My native language Dutch and also German have a somewhat similar system of honorifics. It is silly if you would only learn the top step of the system. Since the different honorific levels of pronouns come with different conjugations it is certainly useful to learn all of them. Think of reading novels or talking to children. I'm certain Indian children will feel odd when a foreigner adresses them with Aap.
I agree that people learning Hindi (or any language as a matter of fact) should learn all the various honorifics, it's an essential part of learning any language. What I don't agree on is the talking to children not using "Aap" part. Actually, from an Indian perspective, it's polite and not at all strange to use "aap" with kids. My mum uses "aap" while talking to the neighbourhood's kids and used to talk to me and my siblings when we were kids using "aap". With kids, I use "tum" or sometimes "aap" but every Indian is different. There's a billion of us, maybe I was raised uber-polite lol.

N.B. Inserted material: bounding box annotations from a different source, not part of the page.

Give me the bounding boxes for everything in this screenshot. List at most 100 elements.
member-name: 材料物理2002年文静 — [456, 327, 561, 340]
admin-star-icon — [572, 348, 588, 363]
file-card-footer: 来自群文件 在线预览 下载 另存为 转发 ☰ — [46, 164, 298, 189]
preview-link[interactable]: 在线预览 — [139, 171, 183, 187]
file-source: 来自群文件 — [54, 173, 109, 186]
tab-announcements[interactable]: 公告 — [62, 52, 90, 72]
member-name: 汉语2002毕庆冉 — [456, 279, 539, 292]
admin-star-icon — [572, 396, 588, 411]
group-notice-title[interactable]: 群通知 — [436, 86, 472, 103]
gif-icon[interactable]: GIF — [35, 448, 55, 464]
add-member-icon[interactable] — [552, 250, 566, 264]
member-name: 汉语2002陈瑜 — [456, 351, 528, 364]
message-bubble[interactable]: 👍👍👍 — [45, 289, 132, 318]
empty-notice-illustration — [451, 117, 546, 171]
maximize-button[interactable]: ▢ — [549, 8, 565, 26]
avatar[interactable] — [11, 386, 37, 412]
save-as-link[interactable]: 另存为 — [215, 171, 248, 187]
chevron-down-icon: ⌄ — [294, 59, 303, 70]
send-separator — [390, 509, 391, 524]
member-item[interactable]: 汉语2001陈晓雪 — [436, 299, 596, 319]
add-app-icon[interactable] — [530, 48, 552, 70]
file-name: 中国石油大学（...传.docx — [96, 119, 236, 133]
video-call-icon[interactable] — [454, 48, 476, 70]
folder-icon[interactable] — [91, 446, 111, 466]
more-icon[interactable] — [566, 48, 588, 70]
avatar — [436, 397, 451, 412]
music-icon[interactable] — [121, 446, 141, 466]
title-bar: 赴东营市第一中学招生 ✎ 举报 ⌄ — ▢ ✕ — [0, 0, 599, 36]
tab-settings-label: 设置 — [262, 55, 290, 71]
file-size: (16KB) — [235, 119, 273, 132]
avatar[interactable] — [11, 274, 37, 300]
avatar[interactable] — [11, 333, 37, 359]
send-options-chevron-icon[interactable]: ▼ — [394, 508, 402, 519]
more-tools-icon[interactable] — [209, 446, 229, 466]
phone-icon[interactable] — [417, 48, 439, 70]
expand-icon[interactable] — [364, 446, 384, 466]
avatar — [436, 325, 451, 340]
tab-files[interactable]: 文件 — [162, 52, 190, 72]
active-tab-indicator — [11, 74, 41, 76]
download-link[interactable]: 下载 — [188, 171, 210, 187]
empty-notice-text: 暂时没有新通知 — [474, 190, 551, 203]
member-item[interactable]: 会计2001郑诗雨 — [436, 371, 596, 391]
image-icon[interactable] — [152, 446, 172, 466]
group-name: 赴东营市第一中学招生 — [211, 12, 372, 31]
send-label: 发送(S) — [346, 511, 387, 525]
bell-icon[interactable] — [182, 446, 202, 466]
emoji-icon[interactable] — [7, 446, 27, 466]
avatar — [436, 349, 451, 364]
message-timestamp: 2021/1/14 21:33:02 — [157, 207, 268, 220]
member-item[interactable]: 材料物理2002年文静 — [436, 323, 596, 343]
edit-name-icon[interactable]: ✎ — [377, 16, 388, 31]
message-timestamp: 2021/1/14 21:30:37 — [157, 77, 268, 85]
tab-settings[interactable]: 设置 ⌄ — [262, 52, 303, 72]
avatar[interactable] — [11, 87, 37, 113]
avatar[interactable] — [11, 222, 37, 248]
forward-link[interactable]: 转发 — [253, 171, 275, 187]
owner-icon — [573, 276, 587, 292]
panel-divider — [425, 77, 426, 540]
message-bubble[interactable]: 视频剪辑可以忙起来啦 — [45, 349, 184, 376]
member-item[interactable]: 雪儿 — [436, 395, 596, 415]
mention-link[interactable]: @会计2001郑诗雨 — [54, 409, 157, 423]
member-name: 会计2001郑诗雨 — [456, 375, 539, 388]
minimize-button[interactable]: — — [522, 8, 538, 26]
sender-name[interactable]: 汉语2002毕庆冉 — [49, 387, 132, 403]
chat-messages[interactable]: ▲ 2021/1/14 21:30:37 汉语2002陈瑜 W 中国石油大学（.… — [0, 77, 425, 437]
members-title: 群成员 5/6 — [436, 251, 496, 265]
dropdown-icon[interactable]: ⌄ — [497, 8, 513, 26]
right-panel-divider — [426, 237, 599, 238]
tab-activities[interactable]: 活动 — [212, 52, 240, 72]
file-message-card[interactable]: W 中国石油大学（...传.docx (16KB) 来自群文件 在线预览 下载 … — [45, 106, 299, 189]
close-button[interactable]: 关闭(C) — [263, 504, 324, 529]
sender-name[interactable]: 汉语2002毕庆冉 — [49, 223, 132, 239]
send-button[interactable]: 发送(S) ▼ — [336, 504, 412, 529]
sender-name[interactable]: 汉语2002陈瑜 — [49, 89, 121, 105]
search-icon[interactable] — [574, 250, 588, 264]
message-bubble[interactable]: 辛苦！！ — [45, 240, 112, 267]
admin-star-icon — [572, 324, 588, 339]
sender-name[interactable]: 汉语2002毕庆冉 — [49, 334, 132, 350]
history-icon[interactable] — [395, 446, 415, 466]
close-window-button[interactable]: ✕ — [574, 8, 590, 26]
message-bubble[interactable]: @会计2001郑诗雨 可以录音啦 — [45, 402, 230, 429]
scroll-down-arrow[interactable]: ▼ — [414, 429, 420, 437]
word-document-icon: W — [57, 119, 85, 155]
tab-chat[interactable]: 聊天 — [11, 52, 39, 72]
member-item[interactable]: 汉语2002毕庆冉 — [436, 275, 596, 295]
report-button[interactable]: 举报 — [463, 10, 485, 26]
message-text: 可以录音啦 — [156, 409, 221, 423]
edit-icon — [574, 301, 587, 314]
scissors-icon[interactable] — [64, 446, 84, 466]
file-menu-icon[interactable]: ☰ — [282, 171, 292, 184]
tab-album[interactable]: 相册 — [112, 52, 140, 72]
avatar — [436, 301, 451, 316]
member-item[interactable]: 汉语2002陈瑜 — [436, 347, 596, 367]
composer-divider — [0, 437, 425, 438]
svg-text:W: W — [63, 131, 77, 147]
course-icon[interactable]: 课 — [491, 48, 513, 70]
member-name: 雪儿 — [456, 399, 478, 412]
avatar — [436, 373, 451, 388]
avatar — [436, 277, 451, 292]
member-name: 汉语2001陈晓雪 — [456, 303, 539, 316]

तु is the 2nd person most informal pronoun. Use it for kids, spouses(and I've also heard, used when addressing god). तुम is the medium level of informality Use it when address friends. Also the use of तुम vs. आप (the most formal second person pronoun) varies from city to city. Some use आप with the exact same people another city would use तुम.
Could someone help me with the proper sentence using आप?? Is this correct when speaking to a female: आप पानी पीती हैं When talking to a male: आप पानी पीता हैं
I know we need to learn all the different versions of तू तुम , आप . But I wish it was to taught more consistently and in more detail.